Dann stellen wir uns die Frage, warum derselbe Mitarbeiter, der bereits 2008 mit erheblichen Indizien belastet worden ist, dass er an diesen Dingen beteiligt gewesen ist, bis zur ersten Presseveröffentlichung hier immer noch auf diesem Platz sitzen konnte und nicht versetzt worden ist. Hat die Staatsanwaltschaft denn kein Ministerium informiert oder hat es im Ministerium niemanden interessiert?
Deswegen sage ich ganz deutlich: Die Fragezeichen werden immer größer. Das Misstrauen in das Funktionieren rechtsstaatlicher Grundsätze in diesem Land wird immer größer.

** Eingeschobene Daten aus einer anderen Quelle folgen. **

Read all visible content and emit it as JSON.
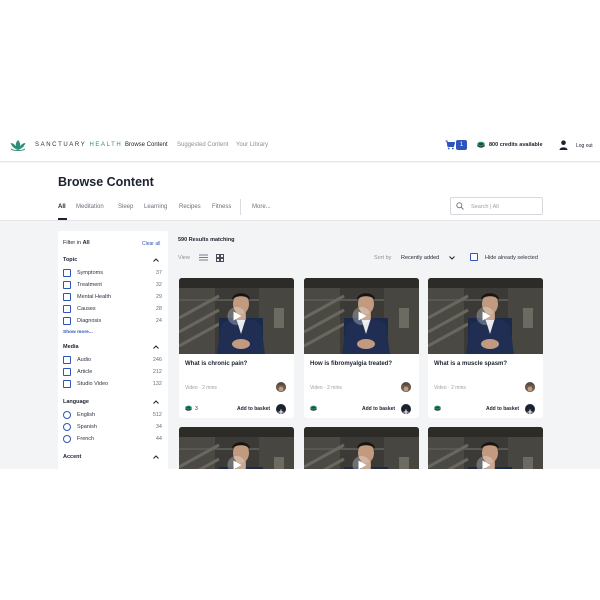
{
  "nav": {
    "brand_left": "SANCTUARY",
    "brand_right": "HEALTH",
    "links": [
      {
        "label": "Browse Content",
        "active": true
      },
      {
        "label": "Suggested Content",
        "active": false
      },
      {
        "label": "Your Library",
        "active": false
      }
    ],
    "cart_count": "1",
    "credits_text": "800 credits available",
    "logout_label": "Log out"
  },
  "header": {
    "title": "Browse Content",
    "tabs": [
      "All",
      "Meditation",
      "Sleep",
      "Learning",
      "Recipes",
      "Fitness"
    ],
    "more_label": "More...",
    "search_placeholder": "Search | All"
  },
  "filter": {
    "prefix": "Filter in",
    "scope": "All",
    "clear_label": "Clear all",
    "show_more_label": "Show more...",
    "sections": [
      {
        "title": "Topic",
        "control": "checkbox",
        "options": [
          {
            "label": "Symptoms",
            "count": "37"
          },
          {
            "label": "Treatment",
            "count": "32"
          },
          {
            "label": "Mental Health",
            "count": "29"
          },
          {
            "label": "Causes",
            "count": "28"
          },
          {
            "label": "Diagnosis",
            "count": "24"
          }
        ]
      },
      {
        "title": "Media",
        "control": "checkbox",
        "options": [
          {
            "label": "Audio",
            "count": "246"
          },
          {
            "label": "Article",
            "count": "212"
          },
          {
            "label": "Studio Video",
            "count": "132"
          }
        ]
      },
      {
        "title": "Language",
        "control": "radio",
        "options": [
          {
            "label": "English",
            "count": "512"
          },
          {
            "label": "Spanish",
            "count": "34"
          },
          {
            "label": "French",
            "count": "44"
          }
        ]
      },
      {
        "title": "Accent",
        "control": "radio",
        "options": []
      }
    ]
  },
  "results": {
    "count_text": "590 Results matching",
    "view_label": "View",
    "sort_label": "Sort by",
    "sort_value": "Recently added",
    "hide_label": "Hide already selected"
  },
  "cards": [
    {
      "title": "What is chronic pain?",
      "meta": "Video · 2 mins",
      "credits": "3",
      "add_label": "Add to basket"
    },
    {
      "title": "How is fibromyalgia treated?",
      "meta": "Video · 2 mins",
      "credits": "",
      "add_label": "Add to basket"
    },
    {
      "title": "What is a muscle spasm?",
      "meta": "Video · 2 mins",
      "credits": "",
      "add_label": "Add to basket"
    },
    {
      "title": "",
      "meta": "",
      "credits": "",
      "add_label": ""
    },
    {
      "title": "",
      "meta": "",
      "credits": "",
      "add_label": ""
    },
    {
      "title": "",
      "meta": "",
      "credits": "",
      "add_label": ""
    }
  ],
  "colors": {
    "accent_blue": "#2f55b8",
    "brand_green": "#2f8f76",
    "text_dark": "#1d2230"
  }
}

Ein zentrales Mittel werden wir dagegen einsetzen: das sind die Öffentlichkeit und die Debatte in der Öffentlichkeit über Grundregeln in unserer Gesellschaft, die Trennung von Staat und Partei und die Trennung von Exekutive und Judikative, liebe Kolleginnen und Kollegen. Darauf können Sie sich verlassen.
Werte Kollegen von der Landesregierung und von der CDU, Sie haben heute die Gelegenheit, zu Ihrem bisherigen Verhalten und zu Ihren bisherigen Fehlern Stellung zu nehmen. Davon, wie Sie dies tun werden, werden wir abhängig machen, in welcher Form wir diese Dinge in Zukunft auf der Tagesordnung halten. - Danke.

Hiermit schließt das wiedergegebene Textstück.